Lakshmi earned her B.A. (Honors) in International Relations from Wellesley College, her M.Sc. in International Relations from the London School of Economics and Political Science, and her PhD in Management from The Wharton School of Business. She was awarded the State Farm Foundation Dissertation Proposal Award in 2008. She was a Post Doctoral Fellow at Harvard Business School from 2008 to 2010.
Prior to her academic career, Lakshmi worked in international development, managing conflict resolution programs in West Africa with a focus on gender and workforce development. She was also a professional dancer for several years.
Much of my research examines identities, group boundaries and intergroup relations in organizations.
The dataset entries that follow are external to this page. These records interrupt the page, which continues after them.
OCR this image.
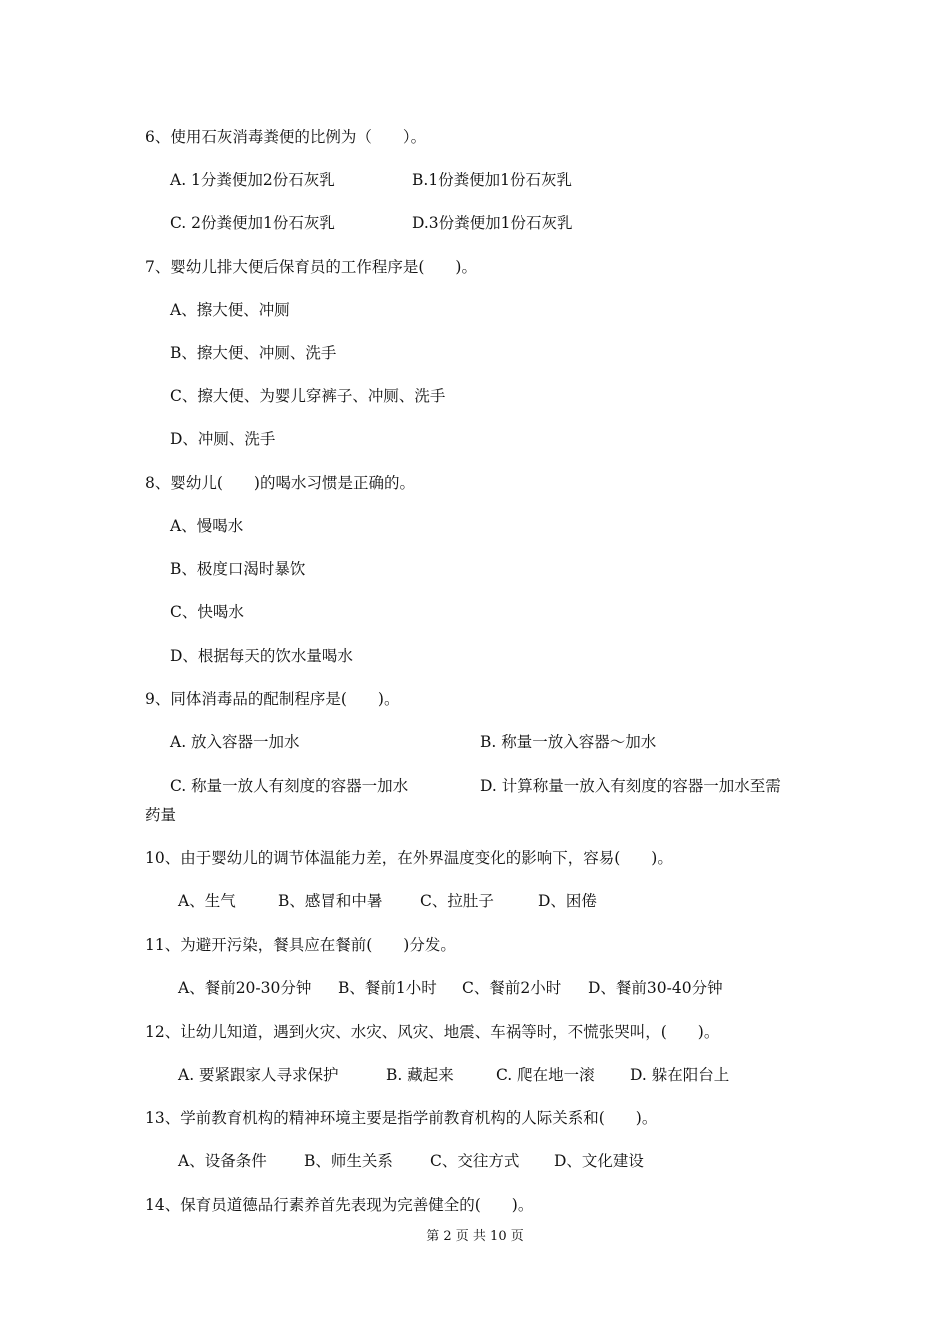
6、使用石灰消毒粪便的比例为（　　）。
A. 1分粪便加2份石灰乳	B.1份粪便加1份石灰乳
C. 2份粪便加1份石灰乳	D.3份粪便加1份石灰乳
7、婴幼儿排大便后保育员的工作程序是(　　)。
A、擦大便、冲厕
B、擦大便、冲厕、洗手
C、擦大便、为婴儿穿裤子、冲厕、洗手
D、冲厕、洗手
8、婴幼儿(　　)的喝水习惯是正确的。
A、慢喝水
B、极度口渴时暴饮
C、快喝水
D、根据每天的饮水量喝水
9、同体消毒品的配制程序是(　　)。
A. 放入容器一加水	B. 称量一放入容器～加水
C. 称量一放人有刻度的容器一加水	D. 计算称量一放入有刻度的容器一加水至需
药量
10、由于婴幼儿的调节体温能力差，在外界温度变化的影响下，容易(　　)。
A、生气	B、感冒和中暑 C、拉肚子	D、困倦
11、为避开污染，餐具应在餐前(　　)分发。
A、餐前20-30分钟 B、餐前1小时 C、餐前2小时 D、餐前30-40分钟
12、让幼儿知道，遇到火灾、水灾、风灾、地震、车祸等时，不慌张哭叫，(　　)。
A. 要紧跟家人寻求保护	B. 藏起来	C. 爬在地一滚 D. 躲在阳台上
13、学前教育机构的精神环境主要是指学前教育机构的人际关系和(　　)。
A、设备条件 B、师生关系 C、交往方式 D、文化建设
14、保育员道德品行素养首先表现为完善健全的(　　)。
第 2 页 共 10 页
Identities and Group Boundaries
People often define themselves as members' of multiple social groups -- race, nationality, gender, religion, etc. My primary stream of research investigates this phenomenon and demonstrates that people's psychological experience of managing multiple identities has consequences for groups and organizations. For instance, I have shown that intrapersonal identity conflict harms interpersonal problem-solving, while intrapersonal identity compatibility leads to cooperative behavior. In current projects, I am investigating contextual factors that influence people's experience of multiple identities and the effects of managing multiple identities and crossing group boundaries on prosocial behavior, gender relations, and conflict resolution in organizations.
Affective Processes in Organizations
My second stream of research on affect examines the affective processes underlying interpersonal and intergroup relationships in organizations. For instance, a recent project examines the influence of organizational respect on emotional exhaustion in human service work.